Holland: America’s Dutch Roots


Walking around the streets of Rotterdam, I recall a television program I recently viewed where someone referenced to America’s Dutch roots. The person argued that it was the Dutch, not the English, who initially colonized and shaped America. This statement is starting to make sense to me on many different levels. The architecture of Rotterdam and several other Dutch cities very much reminds me of Boston and New York. The 17th century Dutch settlement on the southern tip of Manhattan, known then as New Amsterdam, left cultural and economic legacies that affect the US to this very day. Scholars have recently found evidence of this settlement promoting cultural diversity and working your way up the career ladder. It’s very likely that the notion of the American Dream was born in this inclusive environment.


Another Dutch-American connection can be found in one of the most celebrated communities to colonize the North American continent. These colonists I speak of, of course, are known as the Pilgrims. Having resided just 10 miles north of Rotterdam in the city of Delft, the Pilgrims famously set sail for America in 1620. Before settling in Holland, the Pilgrims fled religious persecution in their native England. Holland’s reputation as a tolerant country that respected different religious groups made it a natural choice for them to relocate to. What they did not foresee, however, is how successfully their children would assimilate into the local Dutch culture. They were fearful that their children would abandon their fundamentalist version of Christianity and instead become ambitious hard working merchants. As a result, the Pilgrims decided to relocate yet again. This time, however, they would need to find a land that had not been corrupted by modern European culture. This land, of course, could be found in North America.


The final Dutch connection to America I have observed is the shared spirit of hard work and entrepreneurship. For over two centuries, America has been suspiciously viewed by many Europeans as a nation of busy bodies who work too many hours and don’t take enough vacation time. As I walk along the streets of Rotterdam, it becomes obvious to me that these American traits have their origins right here in Holland. From an outsider’s perspective, it appears that everyone in Holland is constantly on the move and needs to get to their next appointment as soon as possible. I don’t see many people hanging around during the day like I would if I was visiting a city in France or Italy. Rather, I see workers efficiently eating lunch while keeping a close eye on their watches. I see hotel employees springing to attention in an exuberant manner while the building’s fire alarms are tested. The fact that the Dutch healthcare system has far more elements of privatization than its European neighbors only reinforces this point. So the next time a British acquaintance of yours brags about America’s British roots, you can inform them of our Dutch roots as well.

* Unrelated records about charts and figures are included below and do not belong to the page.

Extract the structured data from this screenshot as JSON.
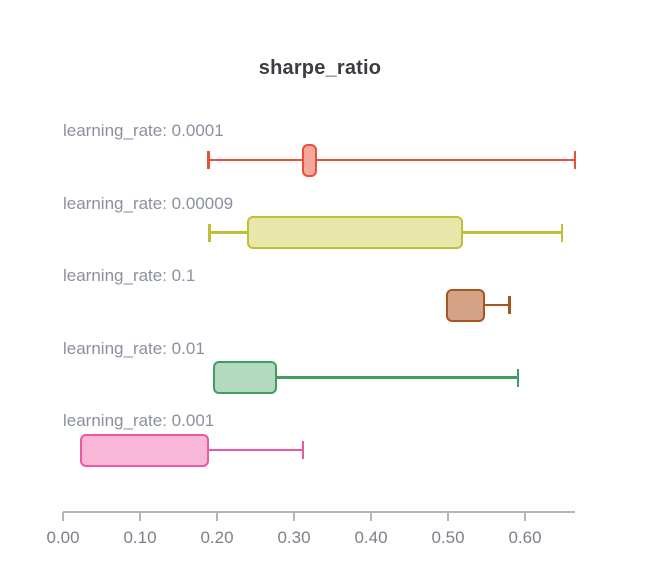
{
  "title": "sharpe_ratio",
  "colors": {
    "background": "#ffffff",
    "title_text": "#3a3d42",
    "label_text": "#8b90a0",
    "tick_text": "#7c8089",
    "axis_line": "#b4b4b4"
  },
  "chart_data": {
    "type": "boxplot",
    "orientation": "horizontal",
    "title": "sharpe_ratio",
    "xlabel": "",
    "ylabel": "",
    "xlim": [
      0,
      0.665
    ],
    "grid": false,
    "legend_position": "none",
    "x_ticks": [
      0.0,
      0.1,
      0.2,
      0.3,
      0.4,
      0.5,
      0.6
    ],
    "x_tick_labels": [
      "0.00",
      "0.10",
      "0.20",
      "0.30",
      "0.40",
      "0.50",
      "0.60"
    ],
    "series": [
      {
        "label": "learning_rate: 0.0001",
        "min": 0.189,
        "q1": 0.31,
        "q3": 0.33,
        "max": 0.665,
        "color": "#e8503a",
        "fill": "#f5a99d"
      },
      {
        "label": "learning_rate: 0.00009",
        "min": 0.19,
        "q1": 0.239,
        "q3": 0.52,
        "max": 0.648,
        "color": "#bcc135",
        "fill": "#e9e6ab"
      },
      {
        "label": "learning_rate: 0.1",
        "min": 0.498,
        "q1": 0.498,
        "q3": 0.548,
        "max": 0.58,
        "color": "#a8551e",
        "fill": "#d4a285"
      },
      {
        "label": "learning_rate: 0.01",
        "min": 0.195,
        "q1": 0.195,
        "q3": 0.278,
        "max": 0.591,
        "color": "#3f9e5f",
        "fill": "#b3d9be"
      },
      {
        "label": "learning_rate: 0.001",
        "min": 0.022,
        "q1": 0.022,
        "q3": 0.189,
        "max": 0.312,
        "color": "#ee57a4",
        "fill": "#f9b7d8"
      }
    ]
  }
}
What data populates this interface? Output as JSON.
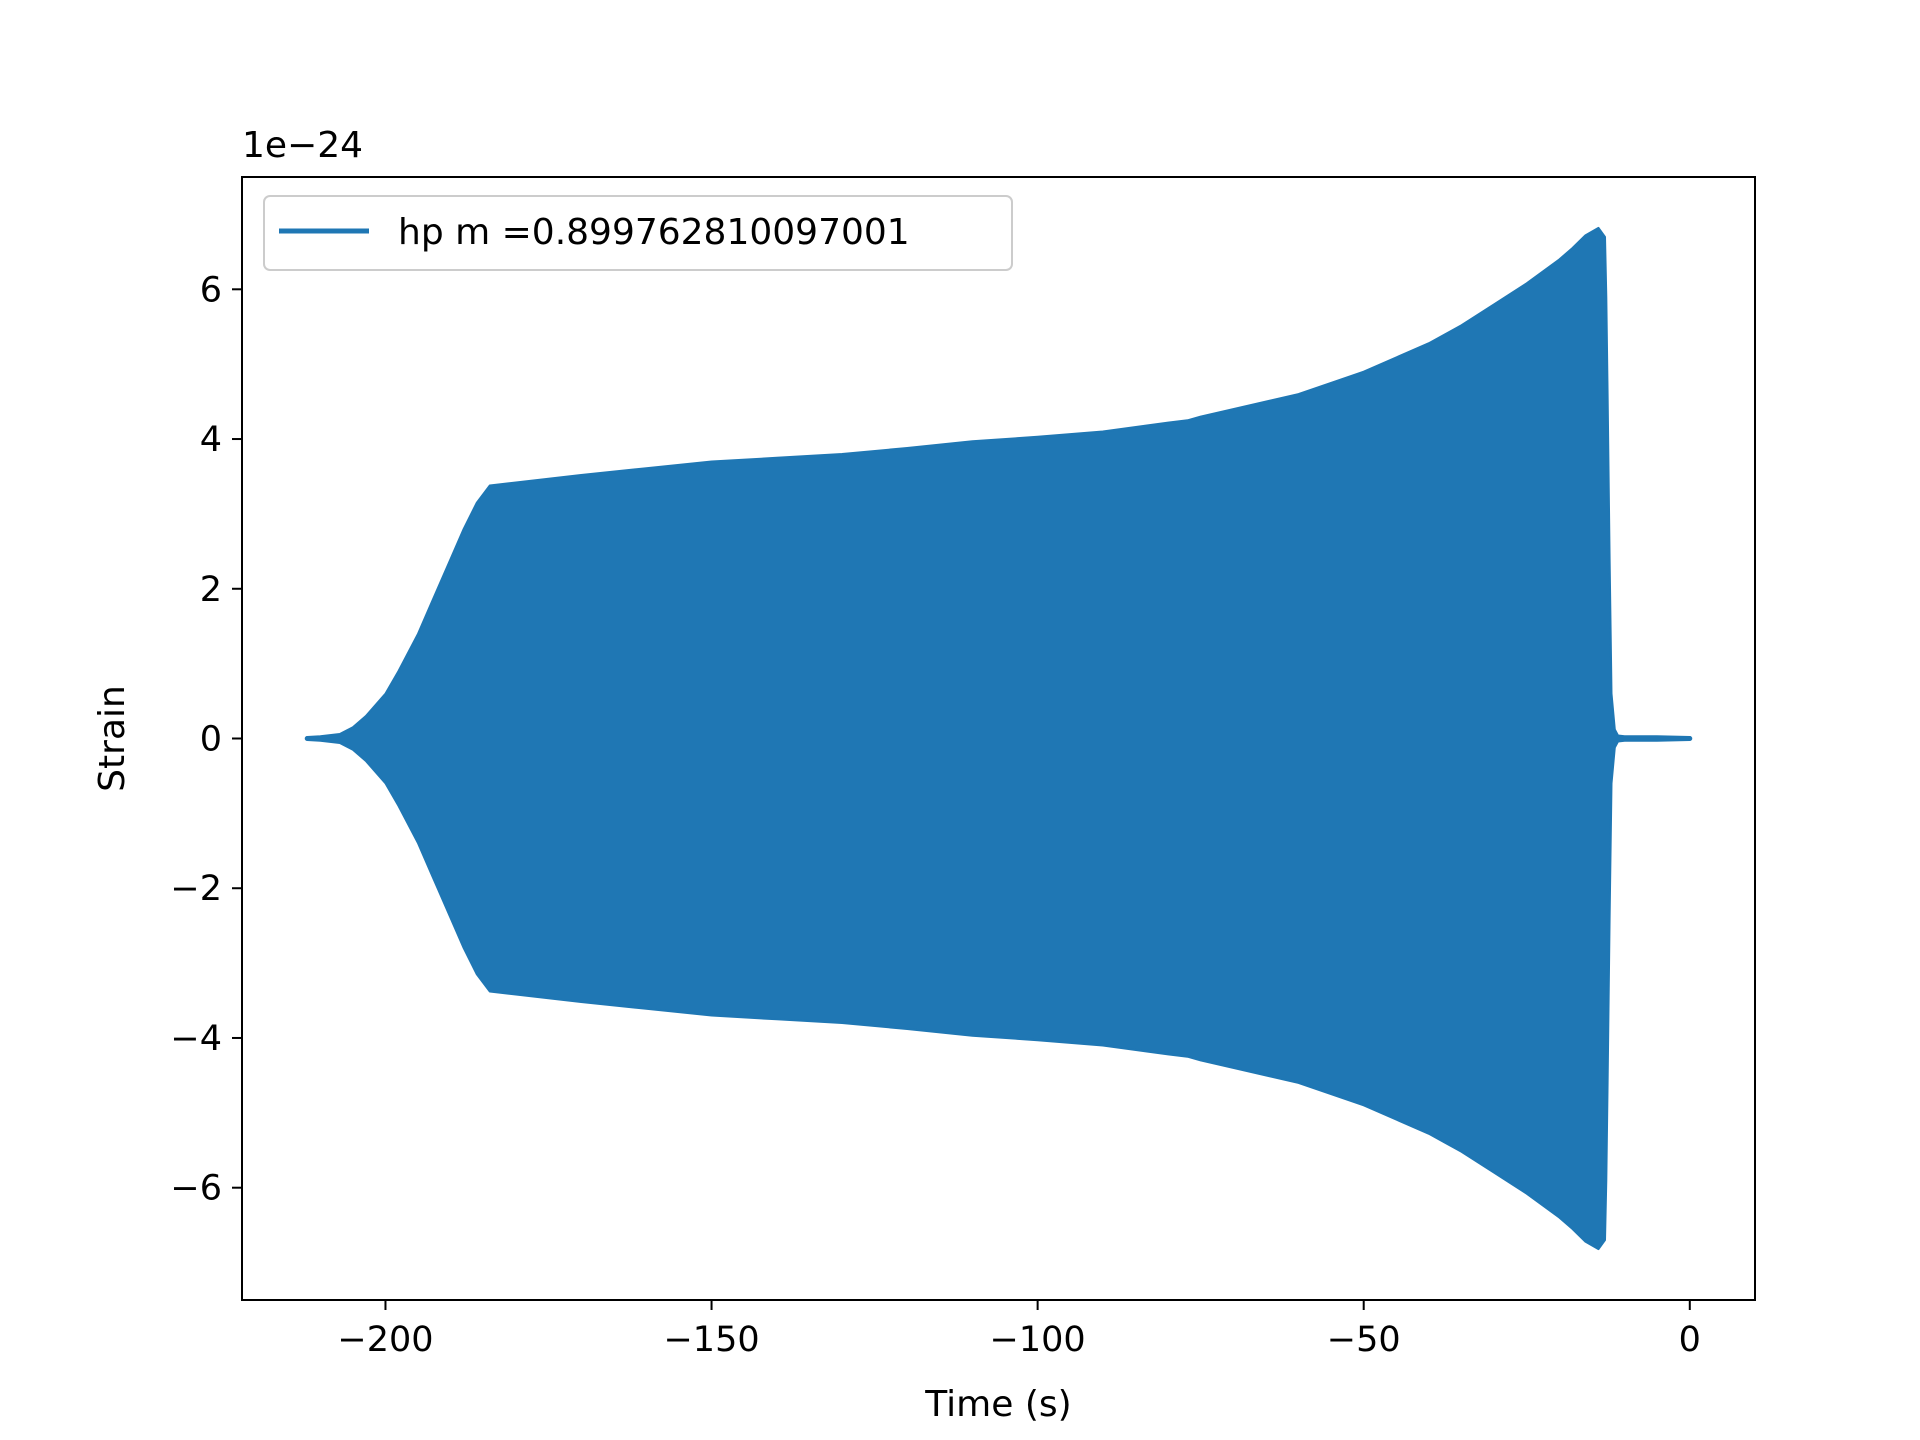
{
  "chart_data": {
    "type": "line",
    "title": "",
    "xlabel": "Time (s)",
    "ylabel": "Strain",
    "y_offset_text": "1e−24",
    "xlim": [
      -222,
      10
    ],
    "ylim": [
      -7.5,
      7.5
    ],
    "x_ticks": [
      -200,
      -150,
      -100,
      -50,
      0
    ],
    "x_tick_labels": [
      "−200",
      "−150",
      "−100",
      "−50",
      "0"
    ],
    "y_ticks": [
      -6,
      -4,
      -2,
      0,
      2,
      4,
      6
    ],
    "y_tick_labels": [
      "−6",
      "−4",
      "−2",
      "0",
      "2",
      "4",
      "6"
    ],
    "grid": false,
    "legend": {
      "position": "upper-left"
    },
    "series": [
      {
        "name": "hp m =0.899762810097001",
        "color": "#1f77b4",
        "envelope": {
          "x": [
            -212,
            -210,
            -207,
            -205,
            -203,
            -200,
            -198,
            -195,
            -193,
            -190,
            -188,
            -186,
            -184,
            -180,
            -175,
            -170,
            -160,
            -150,
            -140,
            -130,
            -120,
            -110,
            -100,
            -90,
            -80,
            -77,
            -75,
            -70,
            -60,
            -50,
            -40,
            -35,
            -30,
            -25,
            -20,
            -18,
            -16,
            -14,
            -13,
            -12.8,
            -12.6,
            -12.3,
            -12,
            -11.5,
            -11,
            -10,
            -5,
            0
          ],
          "upper": [
            0.02,
            0.03,
            0.06,
            0.15,
            0.3,
            0.6,
            0.9,
            1.4,
            1.8,
            2.4,
            2.8,
            3.15,
            3.38,
            3.42,
            3.47,
            3.52,
            3.61,
            3.7,
            3.75,
            3.8,
            3.88,
            3.97,
            4.03,
            4.1,
            4.22,
            4.25,
            4.3,
            4.4,
            4.6,
            4.9,
            5.28,
            5.52,
            5.8,
            6.08,
            6.4,
            6.55,
            6.72,
            6.82,
            6.7,
            5.9,
            4.6,
            2.4,
            0.6,
            0.12,
            0.04,
            0.03,
            0.03,
            0.02
          ],
          "lower": [
            -0.02,
            -0.03,
            -0.06,
            -0.15,
            -0.3,
            -0.6,
            -0.9,
            -1.4,
            -1.8,
            -2.4,
            -2.8,
            -3.15,
            -3.38,
            -3.42,
            -3.47,
            -3.52,
            -3.61,
            -3.7,
            -3.75,
            -3.8,
            -3.88,
            -3.97,
            -4.03,
            -4.1,
            -4.22,
            -4.25,
            -4.3,
            -4.4,
            -4.6,
            -4.9,
            -5.28,
            -5.52,
            -5.8,
            -6.08,
            -6.4,
            -6.55,
            -6.72,
            -6.82,
            -6.7,
            -5.9,
            -4.6,
            -2.4,
            -0.6,
            -0.12,
            -0.04,
            -0.03,
            -0.03,
            -0.02
          ]
        }
      }
    ]
  }
}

  • Correction: the Pilgrims left from Delfshaven, not Delft

5 thoughts on “Holland: America’s Dutch Roots

  1. If you’ve been in the netherlands long enough you should know you shouldnt call it Holland. Apart from that, good article altough I dont think the dutch work as hard as the americans do. Greetings from a dutch person residing in the US

  2. Thanks Eizo. Yes, I realize that Holland only refers to the provinces of North and South Holland. But since I spent the majority of this trip in these two provinces, I think titling the blog as “Holland” is proper. I also plan on referencing to the difference between Holland and The Netherlands in a future blog post about my time in Groningen.

    1. Oh please, again with this argument? Seriously, we Dutchies should shut up about this and just accept that foreigmers call it Holland.

      “Uuuuh but it’s only a region in the Netherlands. It’s like calling America Kansas”

      Yeah. It’s like calling The United States of America, “America”. It’s like calling the United Kingdom “England”. It’s like calling Oceania “Australia”. Because NOBODY does that now do they?

      Seriously. Just accept that “Holland” is shorter, and far easier to say than “the Netherlands”, and that therefore, people are gonna do so. Not just in English, but in pretty much every language people say “Holland”, and many call us “Hollanders” or similar. Just bloody accept it, go to a football match, and be the only one there to shout “Hup, Nederland, Hup”

  3. I liked your post, however I would like to ad that the pelgrims lived for a long time in Leiden before Sailing
    To the new world. Some of them are barried there.